A rachet involves a round gear or a linear rack with tooth, and a pivoting, spring-loaded finger named a pawl that engages the teeth. The teeth happen to be uniform but Ratchets Wheel asymmetrical, with each tooth having a moderate slope using one edge and a much steeper slope on the various other edge.
When the teeth are relocating the unrestricted (i.e. forward) course, the pawl easily slides up and over the carefully sloped edges of one’s teeth, with a planting season forcing it (often with an audible ‘just click’) into the depression between your teeth as it passes the tip of each tooth. When the teeth move in the contrary (backward) direction, even so, the pawl will catch against the steeply sloped edge of the 1st tooth it encounters, thus locking it against the tooth and stopping any further motion in that direction.
Backlash
Because the ratchet can only stop backward movement at discrete items (i.e., at tooth boundaries), a ratchet does let a limited amount of backward movement. This backward motion-which is limited to a maximum distance add up to the spacing between your teeth-is called backlash. Where backlash must be minimized, a smooth, toothless ratchet with a high friction surface such as rubber is sometimes employed. The pawl bears against the surface at an angle so that any backward movement will cause the pawl to jam against the top and therefore prevent any further backward motion. Since the backward travel distance is mainly a function of the compressibility of the high friction surface, this system can bring about significantly reduced backlash.
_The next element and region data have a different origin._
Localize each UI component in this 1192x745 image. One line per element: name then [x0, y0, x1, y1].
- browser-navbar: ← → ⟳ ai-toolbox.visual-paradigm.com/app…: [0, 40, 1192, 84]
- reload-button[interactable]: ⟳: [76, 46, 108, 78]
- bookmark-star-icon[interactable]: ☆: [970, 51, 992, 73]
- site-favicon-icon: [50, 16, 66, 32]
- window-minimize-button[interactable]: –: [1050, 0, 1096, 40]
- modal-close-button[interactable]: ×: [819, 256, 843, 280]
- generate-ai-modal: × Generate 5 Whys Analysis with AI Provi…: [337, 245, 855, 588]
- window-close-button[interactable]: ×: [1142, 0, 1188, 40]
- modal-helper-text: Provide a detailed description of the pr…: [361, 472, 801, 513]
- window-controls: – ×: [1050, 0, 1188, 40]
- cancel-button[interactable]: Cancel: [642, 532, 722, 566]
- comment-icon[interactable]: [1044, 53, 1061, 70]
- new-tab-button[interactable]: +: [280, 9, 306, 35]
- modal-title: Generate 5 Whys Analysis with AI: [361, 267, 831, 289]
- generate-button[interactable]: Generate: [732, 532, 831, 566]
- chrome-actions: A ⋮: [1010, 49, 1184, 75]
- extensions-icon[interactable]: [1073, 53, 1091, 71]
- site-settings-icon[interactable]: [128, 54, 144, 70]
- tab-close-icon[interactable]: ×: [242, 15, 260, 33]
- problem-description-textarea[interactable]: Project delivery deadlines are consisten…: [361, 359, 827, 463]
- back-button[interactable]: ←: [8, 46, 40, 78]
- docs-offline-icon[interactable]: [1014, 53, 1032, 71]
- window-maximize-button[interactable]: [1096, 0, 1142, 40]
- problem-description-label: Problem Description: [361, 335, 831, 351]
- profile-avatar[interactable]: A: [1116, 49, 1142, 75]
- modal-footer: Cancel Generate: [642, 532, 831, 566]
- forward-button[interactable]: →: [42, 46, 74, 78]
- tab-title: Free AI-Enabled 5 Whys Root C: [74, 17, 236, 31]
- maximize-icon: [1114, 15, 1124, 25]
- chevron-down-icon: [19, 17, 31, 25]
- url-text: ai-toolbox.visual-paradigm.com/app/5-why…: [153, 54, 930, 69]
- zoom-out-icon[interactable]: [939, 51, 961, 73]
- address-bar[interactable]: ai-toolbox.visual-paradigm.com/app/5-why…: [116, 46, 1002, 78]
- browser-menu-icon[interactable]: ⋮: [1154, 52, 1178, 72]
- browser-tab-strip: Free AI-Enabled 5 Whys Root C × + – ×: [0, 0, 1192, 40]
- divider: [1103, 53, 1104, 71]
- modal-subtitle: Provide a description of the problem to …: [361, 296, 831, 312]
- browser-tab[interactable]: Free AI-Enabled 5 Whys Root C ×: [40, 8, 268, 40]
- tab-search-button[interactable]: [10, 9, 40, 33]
This Ever-power 54t Ratchet kit works as a direct replacement and is super easy to install. Just remove the freehub body the parts you find here will maintain there, grease up the new parts and re-assemble the hub. Boom! You’ve just considerably increased the engagement factors on your hub. To give you a better idea of how this boosts your ride think of the engagements in degrees of a circle, with the 18t you need to approach the cassette 20 degrees to reach another engagement and with the 54t that knocks it right down to 6.66 degrees! That’s less than a 3rd the length it needs to move to hit another tooth! You may be wondering if you can really see the difference. Just pedal your bike around and keep the bike moving by using tiny pedal strokes and back-pedaling. You’ll see there’s going to end up being lot’s of slop between engagements. Visualize if that “slop” was decrease to a third! I’m sure imaginable that’s a huge upgrade. Therefore, if you weren’t already entirely convinced on the 54t ratchet system I hope this can be the turning indicate getting one!